Critics answered such unassailable logic with carping. They accused her of currying favor with whites when the anthropologist in Ms. Hurston phonetically reproduced black dialect for her novels. One devout member of the Renaissance even complained that her stories contained no propaganda — though of course he didn’t phrase his petulance that plainly.

She just as adamantly opposed The New Deal, correctly sizing it up as slavery with golden chains: “Throughout the New Deal era the relief program was the biggest weapon ever placed in the hands of those who sought power and votes. … under relief, dependent upon the Government for their daily bread, men gradually relaxed their watchfulness and submitted to the will of the ‘Little White Father,’ more or less. Once they had weakened that far, it was easy to go on and on voting for more relief, and leaving Government affairs in the hands of a few. The change from a republic to a dictatorship was imperceptibly pushed ahead.”

She despised America’s unconstitutional meddling overseas, even dubbing Harry Truman the “Butcher of Asia” for nuking Hiroshima and Nagasaki. And she bravely defended black kids from the horrors of Brown v. Board of Education with a letter to the Orlando Sentinel. Indeed, she was so libertarian that thrilled fans categorize her with contemporaries Rose Wilder Lane and Isabel Paterson.

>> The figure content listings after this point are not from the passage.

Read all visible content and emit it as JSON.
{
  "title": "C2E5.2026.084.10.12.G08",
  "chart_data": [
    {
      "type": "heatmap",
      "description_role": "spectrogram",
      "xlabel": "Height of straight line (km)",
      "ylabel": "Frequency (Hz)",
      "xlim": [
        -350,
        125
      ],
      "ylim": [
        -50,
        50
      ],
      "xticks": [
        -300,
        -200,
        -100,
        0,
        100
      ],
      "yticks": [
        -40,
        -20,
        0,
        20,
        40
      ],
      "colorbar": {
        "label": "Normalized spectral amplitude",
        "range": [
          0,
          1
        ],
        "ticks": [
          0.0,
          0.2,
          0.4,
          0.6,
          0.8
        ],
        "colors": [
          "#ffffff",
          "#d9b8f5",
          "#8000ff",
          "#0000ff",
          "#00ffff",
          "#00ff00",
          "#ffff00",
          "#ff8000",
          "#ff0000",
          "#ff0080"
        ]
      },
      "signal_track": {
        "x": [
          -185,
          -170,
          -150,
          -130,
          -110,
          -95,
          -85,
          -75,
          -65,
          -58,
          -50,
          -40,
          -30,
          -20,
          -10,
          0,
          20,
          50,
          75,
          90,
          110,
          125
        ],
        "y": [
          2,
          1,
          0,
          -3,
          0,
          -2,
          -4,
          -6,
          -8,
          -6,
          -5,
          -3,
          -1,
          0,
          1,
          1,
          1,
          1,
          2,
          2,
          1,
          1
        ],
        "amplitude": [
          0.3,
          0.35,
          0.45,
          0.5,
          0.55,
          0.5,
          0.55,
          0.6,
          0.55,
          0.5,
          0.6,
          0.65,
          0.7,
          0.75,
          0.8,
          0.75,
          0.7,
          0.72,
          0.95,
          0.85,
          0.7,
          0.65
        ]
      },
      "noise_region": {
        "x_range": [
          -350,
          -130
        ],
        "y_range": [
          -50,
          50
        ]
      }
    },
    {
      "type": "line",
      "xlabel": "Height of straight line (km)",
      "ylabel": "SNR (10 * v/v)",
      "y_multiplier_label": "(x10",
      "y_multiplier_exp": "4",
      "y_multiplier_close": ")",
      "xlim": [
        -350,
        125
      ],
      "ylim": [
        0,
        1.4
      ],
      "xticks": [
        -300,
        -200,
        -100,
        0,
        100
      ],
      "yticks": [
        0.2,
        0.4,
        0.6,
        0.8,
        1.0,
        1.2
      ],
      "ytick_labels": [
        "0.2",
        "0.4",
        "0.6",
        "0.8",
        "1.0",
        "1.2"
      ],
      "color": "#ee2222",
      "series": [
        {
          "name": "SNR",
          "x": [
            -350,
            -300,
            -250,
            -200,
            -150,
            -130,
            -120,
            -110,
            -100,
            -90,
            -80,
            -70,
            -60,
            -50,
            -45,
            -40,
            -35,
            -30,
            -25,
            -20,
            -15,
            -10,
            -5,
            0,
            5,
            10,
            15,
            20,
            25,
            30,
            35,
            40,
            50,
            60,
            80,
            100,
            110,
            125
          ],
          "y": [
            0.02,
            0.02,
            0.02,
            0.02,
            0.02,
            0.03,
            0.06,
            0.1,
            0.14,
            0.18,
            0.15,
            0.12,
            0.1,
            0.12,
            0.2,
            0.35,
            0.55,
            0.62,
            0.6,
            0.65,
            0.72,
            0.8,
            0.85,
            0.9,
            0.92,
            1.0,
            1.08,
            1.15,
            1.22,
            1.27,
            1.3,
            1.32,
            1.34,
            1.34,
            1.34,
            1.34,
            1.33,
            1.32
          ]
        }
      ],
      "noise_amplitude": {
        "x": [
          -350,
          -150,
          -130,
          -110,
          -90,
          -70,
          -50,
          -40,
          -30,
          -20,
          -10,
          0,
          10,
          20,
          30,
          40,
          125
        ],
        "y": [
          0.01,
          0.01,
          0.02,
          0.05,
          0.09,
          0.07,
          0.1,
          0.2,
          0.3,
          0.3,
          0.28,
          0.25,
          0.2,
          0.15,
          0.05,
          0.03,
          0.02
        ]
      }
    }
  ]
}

I daresay Ms. Hurston would joyfully join us in rejecting “Black History Month,” given her loathing of preferences based on race: ” … if I say a whole system must be upset for me to win, I am saying that I cannot sit in the game, and that safer rules must be made to give me a chance. I repudiate that. If others are in there, deal me a hand and let me see what I can make of it, even though I know some in there are dealing from the bottom and cheating like hell in other ways.”